Cartoon Crossroads Columbus (CXC), the annual four-day showcase for cartoon art, has announced that former Publishers Weekly senior news editor Calvin Reid is the recipient of this year's Tom Spurgeon Award.
In addition to his role as senior news editor, Reid also worked as editor of PW Comics World, PW’s online coverage of the comics and graphic novel marketplace, and editor of The Fanatic, PW’s bimonthly e-newsletter on comics and pop culture. He is currently cohost of More to Come, PW’s weekly podcast on comics and graphic novel publishing.
Reid joined PW in 1987 and was instrumental to the expansion of the magazine's coverage of comics and graphic novels. In 2006, he received the Bob Clampett Humanitarian Award from San Diego Comic-Con International in recognition of his efforts to raise the profile of graphic novel publishing in the book trade.
The Spurgeon Award honors non-cartoonists who have made substantial contributions to the field of comics and is named after Tom Spurgeon, a writer, historian, and champion of comic arts who served as CXC’s founding executive director.
“This is a terrific honor and I can't tell you how much it means to me,” said Reid in a statement. “It's even more meaningful to get an award named after Tom Spurgeon, who went out of his way to make sure I was able to attend CXC in the first place.”
“Calvin was one of the very first grown-ups to get that comics are an art form, not a genre; they are a medium of literature,” said Vijaya Iyer, Cartoon Books publisher and CXC co-founder, in a statement. “It took a pivotal figure like Calvin Reid to not only recognize the value of comics and graphic novels, but to use his position as a writer at the most important book trade magazine, Publishers Weekly, to shout it from the mountain top!”

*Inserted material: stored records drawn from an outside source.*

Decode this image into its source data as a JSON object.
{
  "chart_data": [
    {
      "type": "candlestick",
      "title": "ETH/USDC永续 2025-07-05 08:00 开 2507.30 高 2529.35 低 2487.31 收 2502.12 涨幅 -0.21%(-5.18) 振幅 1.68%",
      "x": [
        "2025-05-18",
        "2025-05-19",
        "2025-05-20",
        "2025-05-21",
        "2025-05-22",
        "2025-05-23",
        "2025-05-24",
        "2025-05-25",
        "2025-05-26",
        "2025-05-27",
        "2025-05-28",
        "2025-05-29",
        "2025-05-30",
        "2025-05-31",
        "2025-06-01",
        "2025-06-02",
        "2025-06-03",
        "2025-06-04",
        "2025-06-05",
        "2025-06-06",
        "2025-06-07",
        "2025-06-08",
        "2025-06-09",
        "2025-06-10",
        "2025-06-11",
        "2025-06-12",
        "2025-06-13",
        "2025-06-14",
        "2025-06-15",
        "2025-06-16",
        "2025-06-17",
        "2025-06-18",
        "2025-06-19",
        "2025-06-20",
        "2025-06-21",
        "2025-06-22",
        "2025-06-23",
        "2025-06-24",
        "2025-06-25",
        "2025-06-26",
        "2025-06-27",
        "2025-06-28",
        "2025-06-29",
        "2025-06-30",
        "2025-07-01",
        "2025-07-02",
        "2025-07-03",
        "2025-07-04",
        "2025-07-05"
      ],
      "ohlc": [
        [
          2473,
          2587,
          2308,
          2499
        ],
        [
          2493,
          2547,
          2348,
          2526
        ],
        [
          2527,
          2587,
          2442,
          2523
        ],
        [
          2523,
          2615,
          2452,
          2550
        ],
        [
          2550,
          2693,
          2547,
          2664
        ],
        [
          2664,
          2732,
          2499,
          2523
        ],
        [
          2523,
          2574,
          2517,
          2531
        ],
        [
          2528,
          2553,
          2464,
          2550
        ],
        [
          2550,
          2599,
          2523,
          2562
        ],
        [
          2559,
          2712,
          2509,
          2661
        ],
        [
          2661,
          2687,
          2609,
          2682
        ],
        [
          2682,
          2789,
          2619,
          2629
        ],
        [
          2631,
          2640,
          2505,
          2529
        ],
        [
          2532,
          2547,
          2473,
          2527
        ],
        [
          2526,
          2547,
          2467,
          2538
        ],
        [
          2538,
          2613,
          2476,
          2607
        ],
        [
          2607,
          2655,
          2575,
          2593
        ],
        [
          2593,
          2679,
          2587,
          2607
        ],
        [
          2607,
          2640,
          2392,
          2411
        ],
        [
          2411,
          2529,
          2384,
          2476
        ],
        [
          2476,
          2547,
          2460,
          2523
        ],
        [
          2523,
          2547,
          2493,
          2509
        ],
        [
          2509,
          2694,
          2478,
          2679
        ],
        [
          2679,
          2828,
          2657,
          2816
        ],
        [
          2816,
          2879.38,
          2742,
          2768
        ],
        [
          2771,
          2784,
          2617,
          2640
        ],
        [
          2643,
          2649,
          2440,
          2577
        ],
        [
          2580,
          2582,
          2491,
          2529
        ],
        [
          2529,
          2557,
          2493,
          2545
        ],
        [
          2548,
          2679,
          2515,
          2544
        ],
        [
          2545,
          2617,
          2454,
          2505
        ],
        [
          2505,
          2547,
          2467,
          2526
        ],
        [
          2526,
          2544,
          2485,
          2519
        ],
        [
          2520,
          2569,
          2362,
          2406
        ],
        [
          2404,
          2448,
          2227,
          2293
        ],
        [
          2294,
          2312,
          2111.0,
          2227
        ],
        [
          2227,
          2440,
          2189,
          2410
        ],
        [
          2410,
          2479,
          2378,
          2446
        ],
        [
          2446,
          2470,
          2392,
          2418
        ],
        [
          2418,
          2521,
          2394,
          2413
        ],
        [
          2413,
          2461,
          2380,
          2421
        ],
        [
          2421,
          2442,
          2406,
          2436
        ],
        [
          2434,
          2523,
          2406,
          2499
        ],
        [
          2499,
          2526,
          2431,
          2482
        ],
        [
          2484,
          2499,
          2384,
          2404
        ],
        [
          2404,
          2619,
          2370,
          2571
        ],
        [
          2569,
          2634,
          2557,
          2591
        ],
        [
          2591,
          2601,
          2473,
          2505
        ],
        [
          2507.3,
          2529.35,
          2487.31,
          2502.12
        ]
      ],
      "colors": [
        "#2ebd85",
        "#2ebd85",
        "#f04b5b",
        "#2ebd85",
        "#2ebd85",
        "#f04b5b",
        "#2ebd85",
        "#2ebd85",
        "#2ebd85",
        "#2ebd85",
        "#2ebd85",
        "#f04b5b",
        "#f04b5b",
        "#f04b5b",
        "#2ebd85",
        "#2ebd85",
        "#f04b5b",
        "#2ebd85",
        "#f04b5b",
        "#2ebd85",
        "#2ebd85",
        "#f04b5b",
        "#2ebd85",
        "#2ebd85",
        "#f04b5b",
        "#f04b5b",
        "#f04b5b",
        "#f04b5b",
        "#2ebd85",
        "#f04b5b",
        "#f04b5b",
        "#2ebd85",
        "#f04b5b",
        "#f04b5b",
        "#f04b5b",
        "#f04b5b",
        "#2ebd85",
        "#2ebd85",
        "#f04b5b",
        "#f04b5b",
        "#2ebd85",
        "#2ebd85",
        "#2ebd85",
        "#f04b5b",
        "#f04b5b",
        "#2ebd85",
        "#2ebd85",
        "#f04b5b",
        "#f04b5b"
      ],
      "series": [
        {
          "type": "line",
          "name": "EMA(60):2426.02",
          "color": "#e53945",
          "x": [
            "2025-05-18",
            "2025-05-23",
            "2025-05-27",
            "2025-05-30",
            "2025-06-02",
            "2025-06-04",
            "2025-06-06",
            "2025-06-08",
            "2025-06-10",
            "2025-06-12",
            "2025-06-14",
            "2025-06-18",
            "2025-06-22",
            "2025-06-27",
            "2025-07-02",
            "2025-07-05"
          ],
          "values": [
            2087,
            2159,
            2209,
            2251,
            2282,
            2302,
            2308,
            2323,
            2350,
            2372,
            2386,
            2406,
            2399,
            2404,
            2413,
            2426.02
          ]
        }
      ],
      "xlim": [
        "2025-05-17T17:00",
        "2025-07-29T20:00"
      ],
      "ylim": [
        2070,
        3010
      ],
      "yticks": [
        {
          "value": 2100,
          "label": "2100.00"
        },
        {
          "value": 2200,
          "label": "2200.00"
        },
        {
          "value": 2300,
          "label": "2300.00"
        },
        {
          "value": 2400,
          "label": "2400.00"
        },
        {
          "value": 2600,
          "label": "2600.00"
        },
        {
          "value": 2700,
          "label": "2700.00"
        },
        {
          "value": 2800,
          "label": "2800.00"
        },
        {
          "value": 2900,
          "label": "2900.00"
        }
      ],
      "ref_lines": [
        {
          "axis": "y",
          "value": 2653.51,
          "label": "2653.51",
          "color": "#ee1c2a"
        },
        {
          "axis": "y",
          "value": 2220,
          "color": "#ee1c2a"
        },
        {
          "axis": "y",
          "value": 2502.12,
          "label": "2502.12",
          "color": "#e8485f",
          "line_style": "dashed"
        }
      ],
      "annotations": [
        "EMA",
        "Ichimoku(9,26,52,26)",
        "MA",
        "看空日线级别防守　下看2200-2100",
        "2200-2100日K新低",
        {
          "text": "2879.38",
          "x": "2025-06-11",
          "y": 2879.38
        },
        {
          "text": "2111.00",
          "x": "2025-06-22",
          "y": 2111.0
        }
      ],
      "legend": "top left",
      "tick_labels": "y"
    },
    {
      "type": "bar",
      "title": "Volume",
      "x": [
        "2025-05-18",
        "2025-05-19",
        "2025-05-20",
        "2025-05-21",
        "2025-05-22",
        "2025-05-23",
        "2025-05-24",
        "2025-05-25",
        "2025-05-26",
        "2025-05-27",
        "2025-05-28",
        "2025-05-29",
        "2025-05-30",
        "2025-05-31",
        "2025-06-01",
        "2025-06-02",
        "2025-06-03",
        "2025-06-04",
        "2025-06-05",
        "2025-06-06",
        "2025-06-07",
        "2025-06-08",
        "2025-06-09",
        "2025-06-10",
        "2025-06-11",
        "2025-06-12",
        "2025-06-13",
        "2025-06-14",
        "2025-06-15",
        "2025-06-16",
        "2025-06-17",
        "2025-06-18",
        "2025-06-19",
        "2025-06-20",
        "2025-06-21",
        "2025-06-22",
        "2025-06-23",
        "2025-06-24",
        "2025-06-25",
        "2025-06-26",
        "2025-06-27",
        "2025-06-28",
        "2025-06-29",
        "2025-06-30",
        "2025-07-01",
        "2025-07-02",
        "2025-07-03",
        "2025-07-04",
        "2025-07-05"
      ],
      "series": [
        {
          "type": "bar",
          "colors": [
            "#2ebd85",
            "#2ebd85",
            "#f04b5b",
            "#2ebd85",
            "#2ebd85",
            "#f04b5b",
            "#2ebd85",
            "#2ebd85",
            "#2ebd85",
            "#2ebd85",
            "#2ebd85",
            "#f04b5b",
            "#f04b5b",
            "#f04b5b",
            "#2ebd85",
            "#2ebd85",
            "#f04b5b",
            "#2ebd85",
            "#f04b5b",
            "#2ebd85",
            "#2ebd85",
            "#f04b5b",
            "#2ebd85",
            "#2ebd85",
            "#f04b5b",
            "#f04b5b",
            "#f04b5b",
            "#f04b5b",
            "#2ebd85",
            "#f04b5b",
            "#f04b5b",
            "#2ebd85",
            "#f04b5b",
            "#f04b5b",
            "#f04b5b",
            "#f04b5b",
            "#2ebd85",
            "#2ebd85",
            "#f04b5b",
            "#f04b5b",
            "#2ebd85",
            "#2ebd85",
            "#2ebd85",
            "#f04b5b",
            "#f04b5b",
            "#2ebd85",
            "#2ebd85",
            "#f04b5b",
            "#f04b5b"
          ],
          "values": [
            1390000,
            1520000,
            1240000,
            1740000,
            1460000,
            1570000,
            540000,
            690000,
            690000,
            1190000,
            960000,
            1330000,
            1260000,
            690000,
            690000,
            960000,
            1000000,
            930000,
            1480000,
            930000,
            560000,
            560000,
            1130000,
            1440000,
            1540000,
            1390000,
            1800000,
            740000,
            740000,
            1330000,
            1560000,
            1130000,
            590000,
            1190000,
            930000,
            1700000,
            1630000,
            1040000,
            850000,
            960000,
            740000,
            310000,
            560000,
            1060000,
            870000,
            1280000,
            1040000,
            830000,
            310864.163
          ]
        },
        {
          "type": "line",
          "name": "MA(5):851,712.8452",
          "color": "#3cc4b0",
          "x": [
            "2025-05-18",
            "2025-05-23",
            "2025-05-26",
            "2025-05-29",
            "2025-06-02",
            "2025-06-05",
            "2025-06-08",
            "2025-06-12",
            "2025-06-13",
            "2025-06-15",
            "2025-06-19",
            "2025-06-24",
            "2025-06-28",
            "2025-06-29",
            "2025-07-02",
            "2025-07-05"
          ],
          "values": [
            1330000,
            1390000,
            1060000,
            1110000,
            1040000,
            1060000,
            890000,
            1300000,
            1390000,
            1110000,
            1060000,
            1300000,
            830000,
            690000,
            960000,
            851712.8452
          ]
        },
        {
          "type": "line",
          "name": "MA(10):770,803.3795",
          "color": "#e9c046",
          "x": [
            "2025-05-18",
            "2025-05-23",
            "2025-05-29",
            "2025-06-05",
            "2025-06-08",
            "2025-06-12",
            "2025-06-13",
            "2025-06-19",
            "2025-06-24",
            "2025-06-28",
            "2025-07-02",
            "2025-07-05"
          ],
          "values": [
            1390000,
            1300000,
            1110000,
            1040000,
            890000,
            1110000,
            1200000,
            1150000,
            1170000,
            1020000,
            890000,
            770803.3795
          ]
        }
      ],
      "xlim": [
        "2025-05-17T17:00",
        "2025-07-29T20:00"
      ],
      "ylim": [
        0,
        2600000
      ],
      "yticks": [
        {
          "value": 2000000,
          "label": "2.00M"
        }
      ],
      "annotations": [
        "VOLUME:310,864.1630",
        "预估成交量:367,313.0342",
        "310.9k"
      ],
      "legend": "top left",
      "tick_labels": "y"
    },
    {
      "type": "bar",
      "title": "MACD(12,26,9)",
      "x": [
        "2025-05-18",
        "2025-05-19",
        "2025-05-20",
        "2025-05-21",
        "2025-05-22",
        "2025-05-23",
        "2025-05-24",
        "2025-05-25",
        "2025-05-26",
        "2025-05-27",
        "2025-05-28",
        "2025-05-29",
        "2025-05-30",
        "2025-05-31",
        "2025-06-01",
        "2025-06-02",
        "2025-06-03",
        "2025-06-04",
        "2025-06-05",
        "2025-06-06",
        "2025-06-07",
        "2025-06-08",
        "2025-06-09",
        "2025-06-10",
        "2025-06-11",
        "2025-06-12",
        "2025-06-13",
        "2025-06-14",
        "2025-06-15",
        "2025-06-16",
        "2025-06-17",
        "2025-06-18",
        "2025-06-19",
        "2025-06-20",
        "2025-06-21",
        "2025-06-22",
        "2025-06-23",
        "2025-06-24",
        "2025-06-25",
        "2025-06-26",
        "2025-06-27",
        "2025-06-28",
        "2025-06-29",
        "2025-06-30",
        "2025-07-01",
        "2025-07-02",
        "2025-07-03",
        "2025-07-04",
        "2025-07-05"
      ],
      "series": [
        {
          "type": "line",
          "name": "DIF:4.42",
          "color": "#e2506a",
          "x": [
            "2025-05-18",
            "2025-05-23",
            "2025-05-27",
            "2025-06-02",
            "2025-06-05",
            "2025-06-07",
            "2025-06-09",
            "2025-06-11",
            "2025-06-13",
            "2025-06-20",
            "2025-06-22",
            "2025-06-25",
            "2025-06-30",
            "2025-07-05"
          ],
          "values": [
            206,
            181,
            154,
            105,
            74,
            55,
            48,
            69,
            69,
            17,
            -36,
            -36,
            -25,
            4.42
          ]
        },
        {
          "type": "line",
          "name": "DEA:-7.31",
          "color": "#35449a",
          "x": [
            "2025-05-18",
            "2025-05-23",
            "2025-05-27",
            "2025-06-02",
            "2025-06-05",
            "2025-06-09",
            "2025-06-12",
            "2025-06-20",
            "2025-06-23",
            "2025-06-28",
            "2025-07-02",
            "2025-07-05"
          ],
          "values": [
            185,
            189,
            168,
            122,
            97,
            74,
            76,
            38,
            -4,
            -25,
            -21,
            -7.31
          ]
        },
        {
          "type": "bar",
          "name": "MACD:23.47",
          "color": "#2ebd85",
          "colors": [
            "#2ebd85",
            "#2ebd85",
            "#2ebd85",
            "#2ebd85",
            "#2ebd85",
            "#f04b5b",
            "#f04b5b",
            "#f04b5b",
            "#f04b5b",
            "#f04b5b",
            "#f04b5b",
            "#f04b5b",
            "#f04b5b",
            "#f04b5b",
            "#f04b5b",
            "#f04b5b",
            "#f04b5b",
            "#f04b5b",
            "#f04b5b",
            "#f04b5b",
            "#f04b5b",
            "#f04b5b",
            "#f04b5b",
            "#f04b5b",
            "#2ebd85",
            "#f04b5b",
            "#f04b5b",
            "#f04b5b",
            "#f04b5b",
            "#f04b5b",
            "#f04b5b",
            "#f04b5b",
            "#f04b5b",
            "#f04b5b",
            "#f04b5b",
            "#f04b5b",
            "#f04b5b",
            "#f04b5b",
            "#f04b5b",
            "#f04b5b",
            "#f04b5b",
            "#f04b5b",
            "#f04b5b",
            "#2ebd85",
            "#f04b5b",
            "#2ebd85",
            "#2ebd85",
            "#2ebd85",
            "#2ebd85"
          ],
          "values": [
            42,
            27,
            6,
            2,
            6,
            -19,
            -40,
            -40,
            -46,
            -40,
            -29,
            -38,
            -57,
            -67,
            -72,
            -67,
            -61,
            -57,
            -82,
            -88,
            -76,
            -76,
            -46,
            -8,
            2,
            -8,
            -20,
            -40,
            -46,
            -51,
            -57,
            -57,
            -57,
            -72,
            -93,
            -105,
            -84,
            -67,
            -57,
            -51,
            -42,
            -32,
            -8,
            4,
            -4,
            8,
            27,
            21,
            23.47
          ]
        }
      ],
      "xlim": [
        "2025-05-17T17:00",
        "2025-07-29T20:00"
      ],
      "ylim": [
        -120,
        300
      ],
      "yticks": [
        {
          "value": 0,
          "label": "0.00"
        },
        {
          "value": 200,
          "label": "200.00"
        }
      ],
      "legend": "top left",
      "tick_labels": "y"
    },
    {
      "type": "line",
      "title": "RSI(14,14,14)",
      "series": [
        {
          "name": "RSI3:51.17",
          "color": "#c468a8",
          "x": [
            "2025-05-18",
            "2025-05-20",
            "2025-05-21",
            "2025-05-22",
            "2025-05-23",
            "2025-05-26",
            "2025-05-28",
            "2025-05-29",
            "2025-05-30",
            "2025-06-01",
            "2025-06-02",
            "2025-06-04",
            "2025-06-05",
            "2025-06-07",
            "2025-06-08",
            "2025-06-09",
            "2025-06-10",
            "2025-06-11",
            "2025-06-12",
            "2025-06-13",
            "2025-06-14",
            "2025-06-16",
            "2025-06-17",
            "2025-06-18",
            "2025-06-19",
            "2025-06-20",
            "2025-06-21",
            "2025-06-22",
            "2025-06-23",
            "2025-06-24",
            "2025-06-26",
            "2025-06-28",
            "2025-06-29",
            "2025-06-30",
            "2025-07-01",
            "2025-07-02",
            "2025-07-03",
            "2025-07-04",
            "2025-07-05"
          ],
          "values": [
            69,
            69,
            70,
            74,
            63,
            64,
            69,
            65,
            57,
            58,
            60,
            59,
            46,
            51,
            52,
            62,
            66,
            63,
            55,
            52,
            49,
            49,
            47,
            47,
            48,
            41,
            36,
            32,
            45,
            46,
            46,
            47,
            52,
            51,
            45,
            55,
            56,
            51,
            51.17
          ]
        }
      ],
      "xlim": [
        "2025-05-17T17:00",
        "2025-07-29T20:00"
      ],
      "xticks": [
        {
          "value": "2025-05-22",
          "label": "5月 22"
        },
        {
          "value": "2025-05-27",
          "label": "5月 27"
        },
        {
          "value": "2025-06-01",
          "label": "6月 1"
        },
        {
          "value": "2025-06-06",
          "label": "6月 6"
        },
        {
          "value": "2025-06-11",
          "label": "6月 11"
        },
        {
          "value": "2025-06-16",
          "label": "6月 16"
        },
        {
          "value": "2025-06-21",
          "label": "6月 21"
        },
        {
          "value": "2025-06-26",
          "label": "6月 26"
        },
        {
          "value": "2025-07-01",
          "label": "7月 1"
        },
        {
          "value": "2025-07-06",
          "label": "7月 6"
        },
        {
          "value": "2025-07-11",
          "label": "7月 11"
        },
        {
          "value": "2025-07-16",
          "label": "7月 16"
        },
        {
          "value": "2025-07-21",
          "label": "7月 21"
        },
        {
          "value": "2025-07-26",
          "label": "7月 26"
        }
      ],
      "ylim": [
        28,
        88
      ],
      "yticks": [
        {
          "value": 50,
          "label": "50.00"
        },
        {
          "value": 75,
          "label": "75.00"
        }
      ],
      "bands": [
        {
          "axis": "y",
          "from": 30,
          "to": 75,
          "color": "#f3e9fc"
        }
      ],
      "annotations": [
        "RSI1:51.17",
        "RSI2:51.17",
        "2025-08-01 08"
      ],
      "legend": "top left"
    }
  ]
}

“I want new readers (as well as comics artists) to know that the world of comics they live in now is very different than it used to be,” Reid continued. “It’s a world of indie, literary comics, superhero, manga, Webtoon, just an endless variety of genre comics of all types for all kinds of readers. And that I was lucky and proud to be able to help bring about some of that change and growth in the marketplace.”